Participant Invitation Letter (with kit) (PDF 189 KB)
ID number <Consumer ID>
<Participant Given Name> < Participant Family Name >
<Preferred Mailing Address>
<Preferred Mailing Address >
<Locality> <State> <Postcode>
Dear <Participant Given Name> < Participant Family Name >
Your free test
|What’s this?||Here is your free bowel cancer screening test. It is important you do this test, even if you don’t have any symptoms. Bowel cancer can develop with no symptoms and this test can find the early warning signs even before bowel cancer develops. If found early, bowel cancer can be treated successfully 90% of the time.|
|What do you need to do?||Your test kit and information booklet are included with this letter. The test is quick and easy to do in your own home. Please follow the instructions carefully or call the Program helpline on 1800 930 998 for help.|
If you have any of the symptoms described in the information booklet, or have a family history of bowel cancer, talk to your doctor before doing this test.

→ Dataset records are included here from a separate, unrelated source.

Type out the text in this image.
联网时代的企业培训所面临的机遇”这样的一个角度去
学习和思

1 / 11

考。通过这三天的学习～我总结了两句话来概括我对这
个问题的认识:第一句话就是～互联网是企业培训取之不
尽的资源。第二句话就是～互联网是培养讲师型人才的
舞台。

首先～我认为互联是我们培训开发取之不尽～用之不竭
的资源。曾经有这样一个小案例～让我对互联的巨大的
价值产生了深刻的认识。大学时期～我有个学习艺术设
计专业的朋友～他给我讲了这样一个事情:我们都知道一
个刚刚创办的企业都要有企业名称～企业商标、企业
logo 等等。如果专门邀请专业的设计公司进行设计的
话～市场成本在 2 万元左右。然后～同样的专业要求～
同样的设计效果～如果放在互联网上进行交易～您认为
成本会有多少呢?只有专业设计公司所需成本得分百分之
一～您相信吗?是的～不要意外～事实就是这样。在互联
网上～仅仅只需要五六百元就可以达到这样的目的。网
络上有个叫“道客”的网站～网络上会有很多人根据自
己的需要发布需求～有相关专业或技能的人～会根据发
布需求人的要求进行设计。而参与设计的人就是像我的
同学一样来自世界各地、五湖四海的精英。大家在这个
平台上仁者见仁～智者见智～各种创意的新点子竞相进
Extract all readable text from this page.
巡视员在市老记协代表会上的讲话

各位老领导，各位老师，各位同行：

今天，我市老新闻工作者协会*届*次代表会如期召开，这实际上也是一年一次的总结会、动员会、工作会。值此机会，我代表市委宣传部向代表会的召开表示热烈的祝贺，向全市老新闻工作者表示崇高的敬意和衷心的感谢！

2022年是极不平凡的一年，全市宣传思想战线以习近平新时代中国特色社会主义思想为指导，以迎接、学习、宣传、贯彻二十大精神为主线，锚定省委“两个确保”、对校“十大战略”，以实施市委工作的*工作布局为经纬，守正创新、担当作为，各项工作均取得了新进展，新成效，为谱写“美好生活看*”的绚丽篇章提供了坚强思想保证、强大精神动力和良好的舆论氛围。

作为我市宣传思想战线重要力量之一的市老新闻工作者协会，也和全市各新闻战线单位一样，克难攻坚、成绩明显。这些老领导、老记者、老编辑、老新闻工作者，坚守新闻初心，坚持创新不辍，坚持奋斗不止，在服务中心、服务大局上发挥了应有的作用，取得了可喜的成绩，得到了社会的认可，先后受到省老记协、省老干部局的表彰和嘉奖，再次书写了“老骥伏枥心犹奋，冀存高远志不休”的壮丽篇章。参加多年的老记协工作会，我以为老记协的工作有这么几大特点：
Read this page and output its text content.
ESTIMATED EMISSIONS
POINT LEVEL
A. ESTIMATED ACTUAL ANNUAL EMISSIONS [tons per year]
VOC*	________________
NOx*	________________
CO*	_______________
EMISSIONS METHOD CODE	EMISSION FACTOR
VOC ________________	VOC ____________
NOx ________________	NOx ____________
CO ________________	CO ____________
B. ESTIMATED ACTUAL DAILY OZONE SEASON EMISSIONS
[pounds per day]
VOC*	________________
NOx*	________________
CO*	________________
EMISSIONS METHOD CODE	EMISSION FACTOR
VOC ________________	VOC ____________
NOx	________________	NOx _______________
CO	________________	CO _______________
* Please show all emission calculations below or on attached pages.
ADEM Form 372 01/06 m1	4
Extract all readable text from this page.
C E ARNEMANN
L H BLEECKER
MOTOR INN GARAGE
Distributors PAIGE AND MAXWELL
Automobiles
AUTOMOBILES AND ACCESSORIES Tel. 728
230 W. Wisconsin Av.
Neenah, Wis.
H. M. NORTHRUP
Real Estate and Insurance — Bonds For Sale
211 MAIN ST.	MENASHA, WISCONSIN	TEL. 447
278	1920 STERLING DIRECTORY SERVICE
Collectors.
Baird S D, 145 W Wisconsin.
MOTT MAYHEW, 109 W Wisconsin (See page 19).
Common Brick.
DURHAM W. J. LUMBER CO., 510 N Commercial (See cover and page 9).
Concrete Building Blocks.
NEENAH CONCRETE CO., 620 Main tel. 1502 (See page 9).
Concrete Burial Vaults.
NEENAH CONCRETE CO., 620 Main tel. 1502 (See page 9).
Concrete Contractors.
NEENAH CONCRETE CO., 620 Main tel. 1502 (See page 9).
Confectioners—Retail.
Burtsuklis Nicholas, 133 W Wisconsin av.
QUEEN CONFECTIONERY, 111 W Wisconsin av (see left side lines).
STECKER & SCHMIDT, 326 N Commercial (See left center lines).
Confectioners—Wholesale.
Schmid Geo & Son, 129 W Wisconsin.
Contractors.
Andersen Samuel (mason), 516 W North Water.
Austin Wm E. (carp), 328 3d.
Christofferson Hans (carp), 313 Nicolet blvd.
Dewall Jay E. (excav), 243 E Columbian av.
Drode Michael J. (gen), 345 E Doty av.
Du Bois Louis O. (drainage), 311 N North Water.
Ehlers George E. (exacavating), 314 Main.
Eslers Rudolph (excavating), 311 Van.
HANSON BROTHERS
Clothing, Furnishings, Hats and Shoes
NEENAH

|What happens next?||You will receive your result within three weeks. You may be advised to contact a doctor about your result. A positive result does not confirm that you have bowel cancer, but it may be an early warning sign. Your results will only be available to you, the Program and your doctor.|
|Do you have any questions?||Talk to your doctor, call the Program Information Line on 1800 118 868 or visit the Cancer Screening website.|
If you do not wish to do the test, complete the form at the back of the information booklet and put your unused test kit in the bin. Do not give your test kit to another person.
Doing this test could save your life.